BELARUS NEWS AND ANALYSIS

DATE:

28/09/2006

'Abducted' girl found in Alpine fortress hideout

John Hooper in Rome

A 10 year-old girl who allegedly vowed to kill herself rather than go back to her native Belarus, where she says she was raped and tortured, was last night being held by paramilitary police in Italy after almost three weeks in hiding.

The affair of "Maria", as she is known, has riveted Italian public opinion and sparked an international controversy involving the Italian and Belarussian authorities and the Vatican. A court in Genoa will today rule on an appeal by her temporary foster parents for her to remain with them in Italy.

The girl's days "on the run" ended when paramilitary Carabinieri identified her hideout - a medieval fortress 1,200 metres (4,000 ft) up in the Alps that is run by the Roman Catholic church as a centre for spiritual retreats.

The Ansa news agency quoted a member of the order in charge of the centre, Canon Francis Darbellay, as saying: "We knew almost at once that it was the girl the newspapers were talking about." He added that she was looked after by two women she referred to as her "grannies".

Photographs of two middle-aged ladies - Maria Elena Dagnino and Maria Bordi, the mothers of the girl's temporary foster parents - had earlier been circulated to Carabinieri barracks throughout Italy. With the photos came a notification that the two eminently respectable-looking matrons were wanted for kidnapping. Units were instructed to search rigorously for the women "as if they were [known to be] hiding on your territory".

Maria had unwittingly let the cat out of the bag in a video given to the court and distributed to local television stations by representatives of the temporary foster parents. The girl, who pleaded to stay in Italy, said she was with her "grannies".

The Carabinieri who found her at the 11th century Chateau Verdun de Saint Oyen in the French-speaking Val d'Aosta region did not want to upset her. So they agreed with the two women on a game that encouraged the girl to leave the chateau and climb into their vehicle.

The extraordinary affair began three years ago when the girl, whose real name has been kept secret, arrived to spend the summer on the Italian riviera. An orphan, she was one of tens of thousands of children from Belarus who have benefited from a programme of visits set up after the Chernobyl nuclear accident.

The following year she was found to have marks on her body consistent with beatings and burnings. According to her seasonal foster parents, she revealed a horrific account of sexual, physical and psychological abuse at her orphanage.

Their claims are backed by statements given to the court by psychologists and psychotherapists who have spoken to the child. The seasonal foster parents - a 35-year-old engineer, Alessandro Giusto, and his wife, Maria Grazia Bornacin, a civil servant - testified that the girl tried to kill herself in June rather than be sent back.

They said she had to be dragged from the Mediterranean after nearly drowning herself, and that she then attempted to jump back in, screaming: "I want to die here." She was to have returned to Belarus on September 8, but an hour before her flight took off Ms Bornacin walked into a Carabinieri station and announced that the child had been put into hiding.

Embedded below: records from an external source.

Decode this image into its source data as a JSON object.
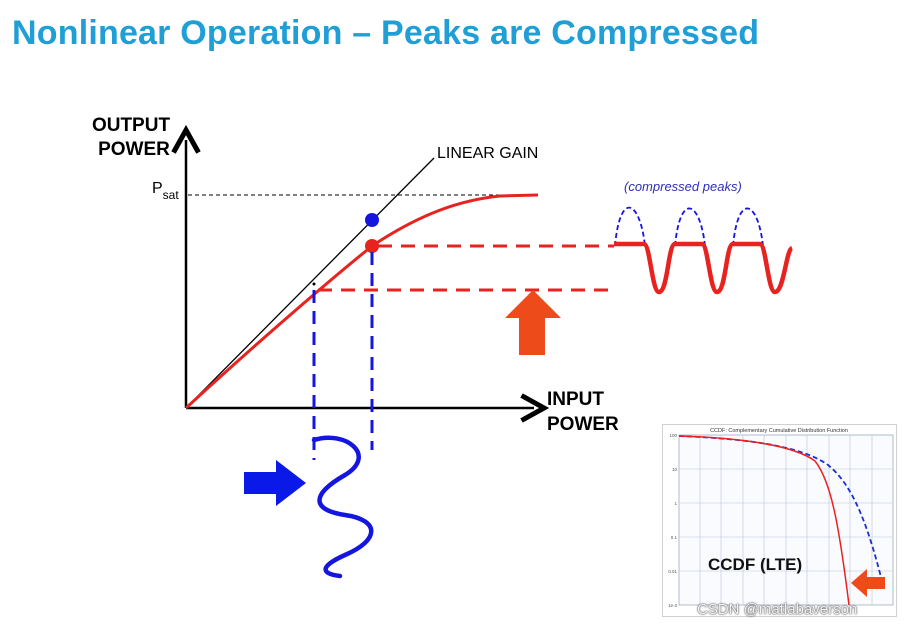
{
  "title": "Nonlinear Operation – Peaks are Compressed",
  "diagram": {
    "output_power_label_1": "OUTPUT",
    "output_power_label_2": "POWER",
    "input_power_label_1": "INPUT",
    "input_power_label_2": "POWER",
    "psat_label": "P",
    "psat_subscript": "sat",
    "linear_gain_label": "LINEAR GAIN",
    "compressed_peaks_label": "(compressed peaks)",
    "colors": {
      "curve": "#e8231f",
      "linear": "#000000",
      "input_wave": "#1515e0",
      "arrow_red": "#ee4b1a",
      "arrow_blue": "#0a18e8",
      "title": "#1f9fd6"
    }
  },
  "inset": {
    "title": "CCDF: Complementary Cumulative Distribution Function",
    "caption": "CCDF (LTE)",
    "y_ticks": [
      "100",
      "10",
      "1",
      "0.1",
      "0.01",
      "1e-3"
    ]
  },
  "watermark": "CSDN @matlabaverson"
}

By then the Genoa juvenile court had ruled she should go back to Belarus. But the judges stipulated that Maria should not be returned to the same orphanage, at Vileika, 70 miles from Minsk, and that she should be accompanied by two Italian doctors who would monitor her condition for at least a fortnight.

Those guarantees failed to satisfy not only her seasonal foster parents, but also many local people, including church authorities in the town of Cogoleto, where the foster parents live. The daily La Repubblica reported that the bishop of nearby Savona and the Vatican secretariat of state were involved in an attempt to mediate. But Italy's centre-left government insisted that the court's decision must be respected unless it was overturned on appeal.